Signs of the times

Three cautionary tales, via Just a Bump in the Beltway

One:

In 1992, Tonya Stewart left the Army after serving 13 years in uniform, believing her service to her country was over.

Now, 12 years later, she’s been recalled to active duty.

“I leave for an 18-month tour of duty in two weeks,” the 43-year-old Hellam Township resident said. “And that’s about all I really know.”

Stewart, visiting her sister’s family for Thanksgiving dinner along with her boyfriend and 9-year-old daughter, said she had received letters and phone calls from the military since the terrorist attacks of Sept. 11 warning her that she may be recalled.

“But to be honest, I never really thought they’d do it,” Stewart, who works for Susquehanna Communications, said with a laugh. “I’m a little too old to be running around diving in the sand.”

She was recalled from the Army’s Individual Ready Reserve, composed of men and women who, even though they have completed their tours of duty, are still obligated to return to service if the government calls for them.

Two:

Chief Warrant Officer Margaret Murray, who describes herself as “over 50,” says her small frame and some old back pain made it difficult to fire her M-16 in a marksmanship refresher course.

“With my stature, it was a challenge,” said the 4-foot-10, 95-pound, gray-haired personnel specialist from Schenectady, N.Y. “But I can hit the target now.”

Murray is one of about 4,400 Army soldiers from the Individual Ready Reserve who completed their active-duty service but have been notified they must get back in uniform. Most likely, they are headed for Iraq or Afghanistan.

Ranging in age from their 20s to their 60s, the returning soldiers bring valuable experience to the Army. But their advanced ages, weakened eyes and expanded waistlines mean doing things a bit differently.

“Old is the operative word. I joke my contingent just came from Fort Living Room,” said Lt. Col. Douglas Snyder, commander of the training unit here. “They haven’t run in two, four, six, maybe 10 years or more. And that goes for push-ups, too.”

One lieutenant colonel with bifocals had to switch from an M-16 rifle to a 9 mm pistol to qualify. The petite Murray learned to adjust her stance to fire her weapon.

“We don’t give up on them. We haven’t failed to qualify a single person,” said Staff Sgt. Kenneth Calloway, a 29-year-old Army Reserve instructor. “We just give each individual a lot of time — and lots of ammunition.”

Three:

They basically told me that my Marine Corps time doesn’t count as military service,” Pistorius said.

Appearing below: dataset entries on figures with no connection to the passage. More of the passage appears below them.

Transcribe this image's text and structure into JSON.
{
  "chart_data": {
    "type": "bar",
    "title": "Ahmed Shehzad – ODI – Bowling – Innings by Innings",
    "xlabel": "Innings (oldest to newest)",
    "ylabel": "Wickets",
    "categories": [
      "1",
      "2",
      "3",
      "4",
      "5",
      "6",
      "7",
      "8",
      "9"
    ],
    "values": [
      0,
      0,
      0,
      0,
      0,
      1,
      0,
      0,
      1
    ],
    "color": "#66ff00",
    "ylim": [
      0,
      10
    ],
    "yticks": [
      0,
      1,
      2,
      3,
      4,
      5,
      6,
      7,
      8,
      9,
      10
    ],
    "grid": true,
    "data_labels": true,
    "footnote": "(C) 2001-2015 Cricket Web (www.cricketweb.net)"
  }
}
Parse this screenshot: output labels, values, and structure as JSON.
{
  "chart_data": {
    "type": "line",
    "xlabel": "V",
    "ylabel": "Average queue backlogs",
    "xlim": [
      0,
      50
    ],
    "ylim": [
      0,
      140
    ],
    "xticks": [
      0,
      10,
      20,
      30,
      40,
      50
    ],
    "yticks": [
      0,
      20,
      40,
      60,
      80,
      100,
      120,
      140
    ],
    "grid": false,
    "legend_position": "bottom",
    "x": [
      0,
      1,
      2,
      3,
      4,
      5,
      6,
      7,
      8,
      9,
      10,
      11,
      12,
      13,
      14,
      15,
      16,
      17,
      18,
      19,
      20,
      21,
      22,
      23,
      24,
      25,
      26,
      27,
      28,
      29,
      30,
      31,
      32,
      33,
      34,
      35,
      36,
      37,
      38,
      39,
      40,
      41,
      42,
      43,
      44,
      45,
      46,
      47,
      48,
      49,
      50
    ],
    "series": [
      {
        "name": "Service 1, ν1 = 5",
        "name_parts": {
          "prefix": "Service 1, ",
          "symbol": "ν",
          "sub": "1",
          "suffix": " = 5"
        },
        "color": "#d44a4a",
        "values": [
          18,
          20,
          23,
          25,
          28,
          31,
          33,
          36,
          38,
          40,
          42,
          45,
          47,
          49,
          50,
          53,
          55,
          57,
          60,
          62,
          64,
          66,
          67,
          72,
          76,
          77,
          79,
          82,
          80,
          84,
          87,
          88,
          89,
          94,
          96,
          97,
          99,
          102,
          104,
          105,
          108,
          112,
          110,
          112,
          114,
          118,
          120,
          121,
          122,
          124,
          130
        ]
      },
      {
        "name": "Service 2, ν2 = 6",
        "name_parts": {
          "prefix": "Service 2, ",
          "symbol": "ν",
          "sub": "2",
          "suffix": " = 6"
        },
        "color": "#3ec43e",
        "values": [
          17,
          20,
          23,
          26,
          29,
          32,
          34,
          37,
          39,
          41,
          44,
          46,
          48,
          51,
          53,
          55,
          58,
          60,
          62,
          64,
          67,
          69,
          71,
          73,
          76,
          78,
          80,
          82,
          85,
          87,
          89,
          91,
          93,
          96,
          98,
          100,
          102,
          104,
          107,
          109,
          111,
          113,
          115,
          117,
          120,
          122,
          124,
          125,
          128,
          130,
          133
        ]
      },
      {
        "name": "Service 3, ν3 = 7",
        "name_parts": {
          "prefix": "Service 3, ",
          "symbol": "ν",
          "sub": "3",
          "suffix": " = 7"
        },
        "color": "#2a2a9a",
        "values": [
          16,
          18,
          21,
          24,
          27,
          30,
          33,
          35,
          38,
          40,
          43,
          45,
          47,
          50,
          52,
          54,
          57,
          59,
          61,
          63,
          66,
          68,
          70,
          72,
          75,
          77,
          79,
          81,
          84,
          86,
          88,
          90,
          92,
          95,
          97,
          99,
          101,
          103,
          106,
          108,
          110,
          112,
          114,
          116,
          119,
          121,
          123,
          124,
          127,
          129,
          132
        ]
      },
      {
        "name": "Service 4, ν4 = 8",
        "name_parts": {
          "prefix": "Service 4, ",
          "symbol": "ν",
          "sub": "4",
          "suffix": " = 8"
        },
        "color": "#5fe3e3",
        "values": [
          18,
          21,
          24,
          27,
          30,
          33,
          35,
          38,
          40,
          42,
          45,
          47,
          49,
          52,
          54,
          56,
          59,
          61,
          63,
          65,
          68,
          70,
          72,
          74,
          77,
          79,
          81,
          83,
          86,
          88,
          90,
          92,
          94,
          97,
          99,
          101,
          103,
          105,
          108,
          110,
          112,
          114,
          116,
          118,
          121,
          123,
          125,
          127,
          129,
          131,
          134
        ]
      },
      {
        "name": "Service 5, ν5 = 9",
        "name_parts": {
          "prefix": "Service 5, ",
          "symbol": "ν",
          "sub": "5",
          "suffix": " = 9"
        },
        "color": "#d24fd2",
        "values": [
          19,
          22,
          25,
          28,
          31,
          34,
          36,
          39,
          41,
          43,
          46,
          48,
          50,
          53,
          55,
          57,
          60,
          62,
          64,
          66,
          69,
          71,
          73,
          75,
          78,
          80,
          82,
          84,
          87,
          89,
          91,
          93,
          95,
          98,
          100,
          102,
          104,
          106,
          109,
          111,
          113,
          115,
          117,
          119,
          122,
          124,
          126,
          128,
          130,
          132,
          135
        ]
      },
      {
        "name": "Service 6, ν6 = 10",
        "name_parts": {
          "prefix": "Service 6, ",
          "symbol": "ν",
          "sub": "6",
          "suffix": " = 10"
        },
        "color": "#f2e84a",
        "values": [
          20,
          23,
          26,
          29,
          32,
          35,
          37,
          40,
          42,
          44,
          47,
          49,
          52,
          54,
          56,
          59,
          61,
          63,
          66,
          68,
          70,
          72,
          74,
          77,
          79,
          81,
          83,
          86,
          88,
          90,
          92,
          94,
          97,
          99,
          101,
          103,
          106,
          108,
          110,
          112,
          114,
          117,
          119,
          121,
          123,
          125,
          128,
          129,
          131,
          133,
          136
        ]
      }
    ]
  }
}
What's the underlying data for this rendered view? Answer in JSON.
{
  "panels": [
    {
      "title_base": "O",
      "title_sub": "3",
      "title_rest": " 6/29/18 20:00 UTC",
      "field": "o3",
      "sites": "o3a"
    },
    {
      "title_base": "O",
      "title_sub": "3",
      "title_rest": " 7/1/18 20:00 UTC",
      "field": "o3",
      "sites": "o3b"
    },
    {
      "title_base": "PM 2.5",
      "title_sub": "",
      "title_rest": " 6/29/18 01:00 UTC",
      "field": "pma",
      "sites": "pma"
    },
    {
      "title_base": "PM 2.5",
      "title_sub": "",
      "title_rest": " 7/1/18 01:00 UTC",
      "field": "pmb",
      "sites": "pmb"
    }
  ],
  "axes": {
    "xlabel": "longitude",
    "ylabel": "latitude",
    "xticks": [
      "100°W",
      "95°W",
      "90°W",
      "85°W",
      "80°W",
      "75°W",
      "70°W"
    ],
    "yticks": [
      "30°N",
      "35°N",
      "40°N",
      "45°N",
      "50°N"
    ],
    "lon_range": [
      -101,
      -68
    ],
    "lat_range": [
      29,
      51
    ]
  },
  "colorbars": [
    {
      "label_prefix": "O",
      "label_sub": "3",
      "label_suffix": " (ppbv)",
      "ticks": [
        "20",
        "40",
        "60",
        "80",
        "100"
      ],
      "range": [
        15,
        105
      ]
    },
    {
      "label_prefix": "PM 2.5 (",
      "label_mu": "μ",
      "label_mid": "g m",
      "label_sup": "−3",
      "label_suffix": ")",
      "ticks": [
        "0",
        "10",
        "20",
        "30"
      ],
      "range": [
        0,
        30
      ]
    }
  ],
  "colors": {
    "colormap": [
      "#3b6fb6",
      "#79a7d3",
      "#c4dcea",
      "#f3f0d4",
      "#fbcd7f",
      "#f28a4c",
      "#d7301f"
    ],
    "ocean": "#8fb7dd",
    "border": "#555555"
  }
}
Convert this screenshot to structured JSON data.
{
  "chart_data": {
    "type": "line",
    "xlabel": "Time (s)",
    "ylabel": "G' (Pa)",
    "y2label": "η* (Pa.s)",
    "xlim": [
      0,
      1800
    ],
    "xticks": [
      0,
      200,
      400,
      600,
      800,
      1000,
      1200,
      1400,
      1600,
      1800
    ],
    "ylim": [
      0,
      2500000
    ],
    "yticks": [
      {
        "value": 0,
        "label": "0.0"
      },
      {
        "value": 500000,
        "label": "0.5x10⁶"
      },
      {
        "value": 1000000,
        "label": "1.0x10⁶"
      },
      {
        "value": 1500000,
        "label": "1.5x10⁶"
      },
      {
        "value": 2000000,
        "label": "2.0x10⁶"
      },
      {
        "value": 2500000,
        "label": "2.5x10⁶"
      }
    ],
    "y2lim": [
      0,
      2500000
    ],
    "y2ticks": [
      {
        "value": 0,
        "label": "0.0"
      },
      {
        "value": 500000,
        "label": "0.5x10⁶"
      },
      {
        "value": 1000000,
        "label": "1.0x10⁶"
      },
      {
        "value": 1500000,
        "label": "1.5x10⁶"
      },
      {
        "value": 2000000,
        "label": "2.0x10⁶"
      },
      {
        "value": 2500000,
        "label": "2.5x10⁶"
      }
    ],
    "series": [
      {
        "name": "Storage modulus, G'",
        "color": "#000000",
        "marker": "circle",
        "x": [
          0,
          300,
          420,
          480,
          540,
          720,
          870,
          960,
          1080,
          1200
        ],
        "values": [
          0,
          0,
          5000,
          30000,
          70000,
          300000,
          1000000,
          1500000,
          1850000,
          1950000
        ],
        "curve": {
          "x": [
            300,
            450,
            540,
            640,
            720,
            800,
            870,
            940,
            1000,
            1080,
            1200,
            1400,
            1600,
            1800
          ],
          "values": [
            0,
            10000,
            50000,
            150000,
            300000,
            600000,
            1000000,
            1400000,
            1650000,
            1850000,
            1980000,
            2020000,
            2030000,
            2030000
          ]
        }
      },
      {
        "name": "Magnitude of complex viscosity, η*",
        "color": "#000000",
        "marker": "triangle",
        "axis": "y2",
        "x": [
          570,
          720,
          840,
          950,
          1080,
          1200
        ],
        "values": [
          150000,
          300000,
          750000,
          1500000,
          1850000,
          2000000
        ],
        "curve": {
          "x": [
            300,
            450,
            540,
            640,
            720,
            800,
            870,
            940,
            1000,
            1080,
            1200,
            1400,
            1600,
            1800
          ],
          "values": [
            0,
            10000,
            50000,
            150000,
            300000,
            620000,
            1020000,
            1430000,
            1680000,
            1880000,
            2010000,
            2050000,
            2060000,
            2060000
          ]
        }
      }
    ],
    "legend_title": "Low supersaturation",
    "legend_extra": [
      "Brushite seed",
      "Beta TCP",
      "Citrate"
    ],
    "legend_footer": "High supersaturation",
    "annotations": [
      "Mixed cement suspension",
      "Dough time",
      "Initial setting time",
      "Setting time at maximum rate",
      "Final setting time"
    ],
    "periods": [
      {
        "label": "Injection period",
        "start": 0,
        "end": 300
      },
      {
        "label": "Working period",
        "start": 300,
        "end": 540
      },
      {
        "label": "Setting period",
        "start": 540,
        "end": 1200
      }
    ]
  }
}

Faced with a threat of AWOL charges, and worried that a spotless military record was about to be stained, Pistorius headed last month to Camp McGrady in South Carolina.

“The first thing they did was thank us for showing up,” Pistorius said. “They had 150 that were supposed to show up and about 75 did. Of those 75 maybe only 40 or 50 are medically fit.”

— snip —

Equally implausible were the men who turned up at Camp McGrady last month.

When I first spoke to Pistorius, by telephone from the camp, he said nobody had been given a physical. He told his Army commanders that he had a permanent back injury from a car crash. They were unimpressed by a letter from his chiropractor. His pre-deployment health assessment lists him in this word: “Deployable.”Pistorius spoke with his captain.

“He said everybody here’s going to Iraq,” Pistorius said. “It’s unbelievable some of the guys they’re bringing down there.”

One man arrived with a hospital identification band still on his wrist. He’d just had knee surgery. One 48-year-old from Alabama had a hip replacement and fused vertebrae in his back.